If not the pound, what is the best iScotland currency, Darling?

For years as a Nationalist I have put up with friends and colleagues questioning why a left-leaning democrat like me was drawn to the narrow confines of nationalism instead of fighting for socialism, social justice and equality (as if this was the exclusive preserve of the Labour party). Breaking down the class barriers instead of creating bourgeois borders is what I was told was important. All the time, I never once heard them talk about uniting Britain with the workers’ republics of Europe. No, they were just as nationalist for Britain as I was for Scotland, only self-deceiving in their outlook.
Many British Labour supporters often say they are a patriot but not a nationalist, big or small N. Yet to quote American civil liberties lawyer, Clarence Darrow, “True patriotism hates injustice in its own land more than anywhere else.” So when you look at the growing inequality within the United Kingdom caused by slavish Labour and Tory stewardship of neo-liberal economic policies, then you realise they are not even patriots. For many readers this will hardly come as shocking revelation.

Moving on to today’s debates. The way in which Ed Milliband, Ed Balls and their Scottish disciples have all-to-readily signed up to the Tory mantra – no UK, no pound – reveals a contradiction in their so-called social values that supposedly they espouse and uphold. Namely, they are prepared on dogmatic grounds to refuse to allow an independent Scotland to share the currency which Scotland part-owns regardless of the impact on the working class either side of the border.

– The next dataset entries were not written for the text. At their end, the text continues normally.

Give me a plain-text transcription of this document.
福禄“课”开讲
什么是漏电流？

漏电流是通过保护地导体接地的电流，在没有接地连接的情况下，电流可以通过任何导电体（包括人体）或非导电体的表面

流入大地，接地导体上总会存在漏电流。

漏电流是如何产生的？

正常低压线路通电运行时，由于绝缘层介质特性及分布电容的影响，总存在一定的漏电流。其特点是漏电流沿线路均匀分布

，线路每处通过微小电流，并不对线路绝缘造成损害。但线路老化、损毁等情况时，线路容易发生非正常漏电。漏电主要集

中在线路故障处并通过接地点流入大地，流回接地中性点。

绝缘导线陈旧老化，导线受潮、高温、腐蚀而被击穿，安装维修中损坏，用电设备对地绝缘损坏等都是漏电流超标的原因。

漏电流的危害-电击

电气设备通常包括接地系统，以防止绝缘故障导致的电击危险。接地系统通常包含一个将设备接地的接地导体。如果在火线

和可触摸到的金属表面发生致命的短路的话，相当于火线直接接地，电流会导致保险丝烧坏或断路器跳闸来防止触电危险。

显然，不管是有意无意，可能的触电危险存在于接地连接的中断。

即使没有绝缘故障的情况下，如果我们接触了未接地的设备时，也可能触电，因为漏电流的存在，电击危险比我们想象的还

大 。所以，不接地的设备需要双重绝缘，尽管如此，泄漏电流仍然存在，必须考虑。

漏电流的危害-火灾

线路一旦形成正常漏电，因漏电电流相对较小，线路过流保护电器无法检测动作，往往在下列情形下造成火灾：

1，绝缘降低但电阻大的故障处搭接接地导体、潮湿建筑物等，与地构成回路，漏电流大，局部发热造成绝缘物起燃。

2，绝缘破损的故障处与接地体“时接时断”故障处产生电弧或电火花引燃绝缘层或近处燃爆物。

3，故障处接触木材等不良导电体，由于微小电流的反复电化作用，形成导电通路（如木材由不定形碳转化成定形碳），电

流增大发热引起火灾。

So whilst they talk about Scots having to pay more in setting up a new currency, or paying higher interest rates, etc., not once have they admitted to the rest of the UK that they are equally disadvantaged by the removal of oil, gas and whisky trading from sterling.

If Scottish trade is forced to use its own or another currency, both populations and their enterprises will encumbered by needless exchange transaction costs of doing business. Why would you saddle your business community and citizens with unnecessary cost?

The spectre of Scotland going bust and the Bank of England having to bail us out is so far-fetched that it wouldn’t even make an edition of the Viz comic. Even recent history has shown that when Ireland got into financial difficulty, the UK provided financial support because it wasn’t in the UK’s interests to let the Republic flounder. Surely applying Unionist logic now, Ireland should have been refused help? It’s not even in the Commonwealth for goodness sake. The Bank of England Governor, of course, continually undermines the Better Together position when he declares that he is prepared for a formal or informal currency union with an independent Scotland.

Last comment this week is reserved for Lib Dem Inverness MP, Danny Alexander. The other night on the latest BBC Referendum debate, Danny tub-thumped about how a currency union was not in the interest of an independent Scotland and he would continue to oppose it even after a Yes vote. This does rather beg the question, what is the preferred currency of those Scottish Unionist politicians (Alastair Darling, Jim Murphy, Douglas Alexander, Danny Alexander, et al) if currency union with the rest of the UK is not feasible?

It’s also nice to know that Mr Alexander is thinking about what he will be doing for the eight month period after the Referendum before he will be joining the dole queue in Richmond (where he lives incidentally).